Honestly, I am not sure how much the kids actually learned from me or if what we had created would even be considered a school. However, I did notice a slight change in the kids I had met several months earlier. They were arriving with their hair brushed, their faces washed, and had their notebook and pencils in hand. They seemed to be walking a little taller, with a sense of pride. Seeing these children risk their lives for even the smallest opportunity to learn is something that has always stayed with me. It was then that I knew I wanted to become a teacher and spend the rest of my life advocating for children and their right to quality education.

I said goodbye to the original students and gave each of them a heart stone necklace made of Lapis. I also bought one for myself and showed them that we all had the same one. I know some people may find this silly, but they had given me so many gifts and would never let me refuse. This was my gift to them, a little piece of my heart. I’m not sure if they understood what it all meant, since I heard that they were asking where I was weeks after I had left. I try not to think too much about what has become of them, but I often do.

I became incredibly close to many of the children and some of their parents, which was only natural since I had spent nearly everyday with them for almost a year. I had seen what a decade of war had done to not only the children but to their parents and grandparents.

The people from Pasab were kind and generous. Their care for me was genuine which initially shocked me given the circumstances, but quickly discovered Afghan people to be among the most hospitable people you will ever meet in your life, if you are ever so fortunate to do so.

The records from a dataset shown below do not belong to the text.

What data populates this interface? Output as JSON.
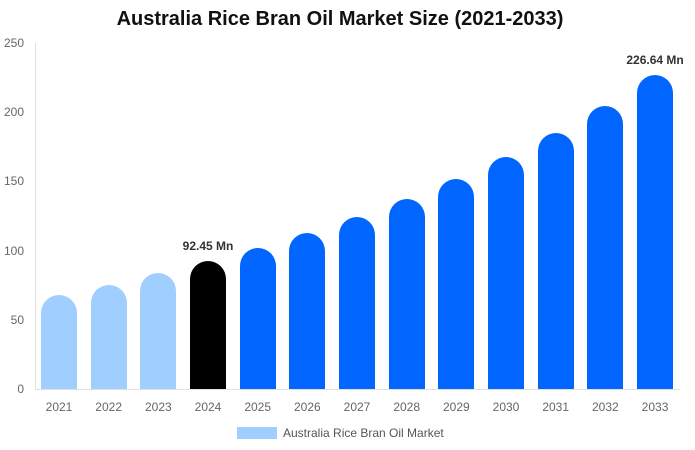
{
  "chart_data": {
    "type": "bar",
    "title": "Australia Rice Bran Oil Market Size (2021-2033)",
    "xlabel": "",
    "ylabel": "",
    "ylim": [
      0,
      250
    ],
    "yticks": [
      0,
      50,
      100,
      150,
      200,
      250
    ],
    "grid": false,
    "legend_position": "bottom",
    "categories": [
      "2021",
      "2022",
      "2023",
      "2024",
      "2025",
      "2026",
      "2027",
      "2028",
      "2029",
      "2030",
      "2031",
      "2032",
      "2033"
    ],
    "series": [
      {
        "name": "Australia Rice Bran Oil Market",
        "values": [
          67.9,
          75.1,
          83.8,
          92.45,
          101.9,
          112.7,
          124.3,
          137.3,
          151.7,
          167.6,
          185.0,
          204.5,
          226.64
        ]
      }
    ],
    "bar_colors": [
      "#a0cfff",
      "#a0cfff",
      "#a0cfff",
      "#000000",
      "#0066ff",
      "#0066ff",
      "#0066ff",
      "#0066ff",
      "#0066ff",
      "#0066ff",
      "#0066ff",
      "#0066ff",
      "#0066ff"
    ],
    "annotations": [
      {
        "category": "2024",
        "text": "92.45 Mn"
      },
      {
        "category": "2033",
        "text": "226.64 Mn"
      }
    ]
  },
  "colors": {
    "historical": "#a0cfff",
    "base_year": "#000000",
    "forecast": "#0066ff"
  }
}
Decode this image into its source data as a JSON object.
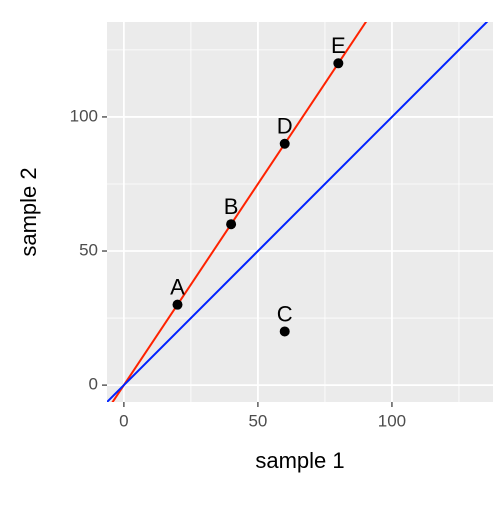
{
  "chart_data": {
    "type": "scatter",
    "x_label": "sample 1",
    "y_label": "sample 2",
    "x": [
      20,
      40,
      60,
      60,
      80
    ],
    "y": [
      30,
      60,
      20,
      90,
      120
    ],
    "labels": [
      "A",
      "B",
      "C",
      "D",
      "E"
    ],
    "color": "#000000",
    "lines": [
      {
        "slope": 1.5,
        "intercept": 0,
        "color": "#ff2200"
      },
      {
        "slope": 1,
        "intercept": 0,
        "color": "#0022ff"
      }
    ],
    "xlim": [
      -6.3,
      137.7
    ],
    "ylim": [
      -6.3,
      135.4
    ],
    "xticks": [
      0,
      50,
      100
    ],
    "yticks": [
      0,
      50,
      100
    ],
    "minor_xticks": [
      25,
      75,
      125
    ],
    "minor_yticks": [
      25,
      75,
      125
    ],
    "grid": true
  }
}
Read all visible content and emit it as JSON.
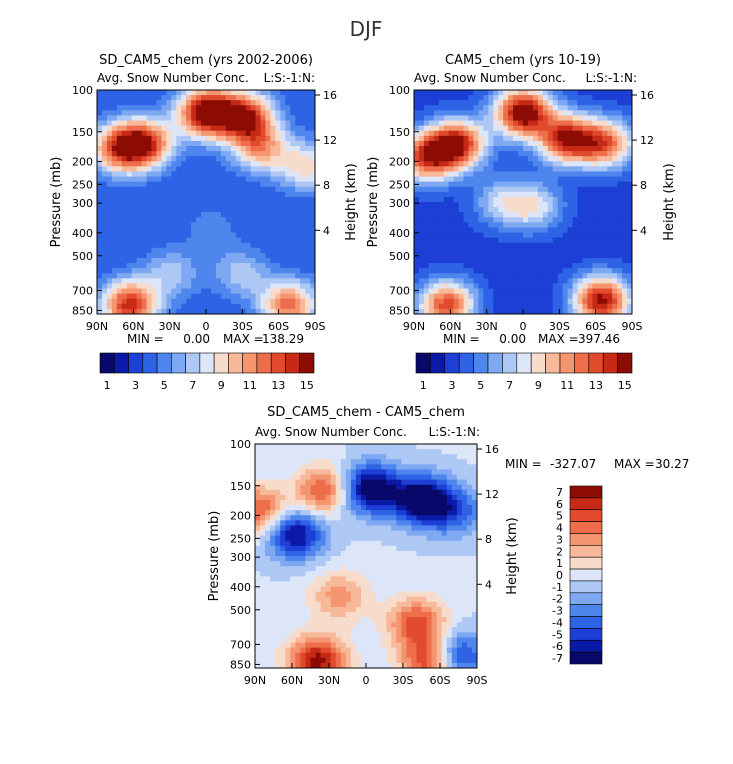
{
  "figure_title": "DJF",
  "chart_data": [
    {
      "type": "heatmap",
      "title": "SD_CAM5_chem (yrs 2002-2006)",
      "subtitle": "Avg. Snow Number Conc.",
      "units_label": "L:S:-1:N:",
      "ylabel": "Pressure (mb)",
      "ylabel_right": "Height (km)",
      "x_ticks": [
        "90N",
        "60N",
        "30N",
        "0",
        "30S",
        "60S",
        "90S"
      ],
      "y_ticks": [
        "100",
        "150",
        "200",
        "250",
        "300",
        "400",
        "500",
        "700",
        "850"
      ],
      "right_ticks": [
        "16",
        "12",
        "8",
        "4"
      ],
      "stats": {
        "min_label": "MIN =",
        "min": "0.00",
        "max_label": "MAX =",
        "max": "138.29"
      },
      "colorbar_levels": [
        1,
        2,
        3,
        4,
        5,
        6,
        7,
        8,
        9,
        10,
        11,
        12,
        13,
        14,
        15
      ],
      "colorbar_labels": [
        "1",
        "3",
        "5",
        "7",
        "9",
        "11",
        "13",
        "15"
      ],
      "features": [
        {
          "x": 0.1,
          "y": 0.26,
          "v": 12
        },
        {
          "x": 0.22,
          "y": 0.24,
          "v": 13
        },
        {
          "x": 0.5,
          "y": 0.1,
          "v": 16
        },
        {
          "x": 0.68,
          "y": 0.12,
          "v": 14
        },
        {
          "x": 0.75,
          "y": 0.26,
          "v": 10
        },
        {
          "x": 0.96,
          "y": 0.34,
          "v": 9
        },
        {
          "x": 0.52,
          "y": 0.62,
          "v": 5
        },
        {
          "x": 0.34,
          "y": 0.82,
          "v": 7
        },
        {
          "x": 0.66,
          "y": 0.82,
          "v": 7
        },
        {
          "x": 0.15,
          "y": 0.96,
          "v": 14
        },
        {
          "x": 0.88,
          "y": 0.96,
          "v": 12
        }
      ]
    },
    {
      "type": "heatmap",
      "title": "CAM5_chem (yrs 10-19)",
      "subtitle": "Avg. Snow Number Conc.",
      "units_label": "L:S:-1:N:",
      "ylabel": "Pressure (mb)",
      "ylabel_right": "Height (km)",
      "x_ticks": [
        "90N",
        "60N",
        "30N",
        "0",
        "30S",
        "60S",
        "90S"
      ],
      "y_ticks": [
        "100",
        "150",
        "200",
        "250",
        "300",
        "400",
        "500",
        "700",
        "850"
      ],
      "right_ticks": [
        "16",
        "12",
        "8",
        "4"
      ],
      "stats": {
        "min_label": "MIN =",
        "min": "0.00",
        "max_label": "MAX =",
        "max": "397.46"
      },
      "colorbar_levels": [
        1,
        2,
        3,
        4,
        5,
        6,
        7,
        8,
        9,
        10,
        11,
        12,
        13,
        14,
        15
      ],
      "colorbar_labels": [
        "1",
        "3",
        "5",
        "7",
        "9",
        "11",
        "13",
        "15"
      ],
      "features": [
        {
          "x": 0.06,
          "y": 0.3,
          "v": 13
        },
        {
          "x": 0.2,
          "y": 0.24,
          "v": 14
        },
        {
          "x": 0.5,
          "y": 0.1,
          "v": 16
        },
        {
          "x": 0.7,
          "y": 0.22,
          "v": 14
        },
        {
          "x": 0.88,
          "y": 0.24,
          "v": 12
        },
        {
          "x": 0.4,
          "y": 0.5,
          "v": 7
        },
        {
          "x": 0.55,
          "y": 0.52,
          "v": 8
        },
        {
          "x": 0.15,
          "y": 0.96,
          "v": 13
        },
        {
          "x": 0.86,
          "y": 0.94,
          "v": 15
        }
      ]
    },
    {
      "type": "heatmap",
      "title": "SD_CAM5_chem - CAM5_chem",
      "subtitle": "Avg. Snow Number Conc.",
      "units_label": "L:S:-1:N:",
      "ylabel": "Pressure (mb)",
      "ylabel_right": "Height (km)",
      "x_ticks": [
        "90N",
        "60N",
        "30N",
        "0",
        "30S",
        "60S",
        "90S"
      ],
      "y_ticks": [
        "100",
        "150",
        "200",
        "250",
        "300",
        "400",
        "500",
        "700",
        "850"
      ],
      "right_ticks": [
        "16",
        "12",
        "8",
        "4"
      ],
      "stats": {
        "min_label": "MIN =",
        "min": "-327.07",
        "max_label": "MAX =",
        "max": "30.27"
      },
      "colorbar_levels": [
        7,
        6,
        5,
        4,
        3,
        2,
        1,
        0,
        -1,
        -2,
        -3,
        -4,
        -5,
        -6,
        -7
      ],
      "colorbar_labels": [
        "7",
        "6",
        "5",
        "4",
        "3",
        "2",
        "1",
        "0",
        "-1",
        "-2",
        "-3",
        "-4",
        "-5",
        "-6",
        "-7"
      ],
      "features": [
        {
          "x": 0.02,
          "y": 0.3,
          "v": 5
        },
        {
          "x": 0.18,
          "y": 0.4,
          "v": -7
        },
        {
          "x": 0.25,
          "y": 0.18,
          "v": -3
        },
        {
          "x": 0.29,
          "y": 0.2,
          "v": 7
        },
        {
          "x": 0.52,
          "y": 0.2,
          "v": -8
        },
        {
          "x": 0.75,
          "y": 0.25,
          "v": -8
        },
        {
          "x": 0.9,
          "y": 0.3,
          "v": -4
        },
        {
          "x": 0.38,
          "y": 0.68,
          "v": 3
        },
        {
          "x": 0.73,
          "y": 0.8,
          "v": 5
        },
        {
          "x": 0.28,
          "y": 0.97,
          "v": 7
        },
        {
          "x": 0.8,
          "y": 0.97,
          "v": 7
        },
        {
          "x": 0.9,
          "y": 0.95,
          "v": -7
        }
      ]
    }
  ]
}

As a veteran, what sort of responsibility do you feel to speak up on issues that relate to refugee resettlement?

I think of why most of us served in the first place, to be part of something bigger than ourselves, and I personally feel like it is my duty to defend and advocate for human rights here at home and abroad.

Some of us come back from deployments feeling like there was more we could have done, and service is part of our DNA as veterans, so I think it is only natural to see many of us out in our communities volunteering and advocating.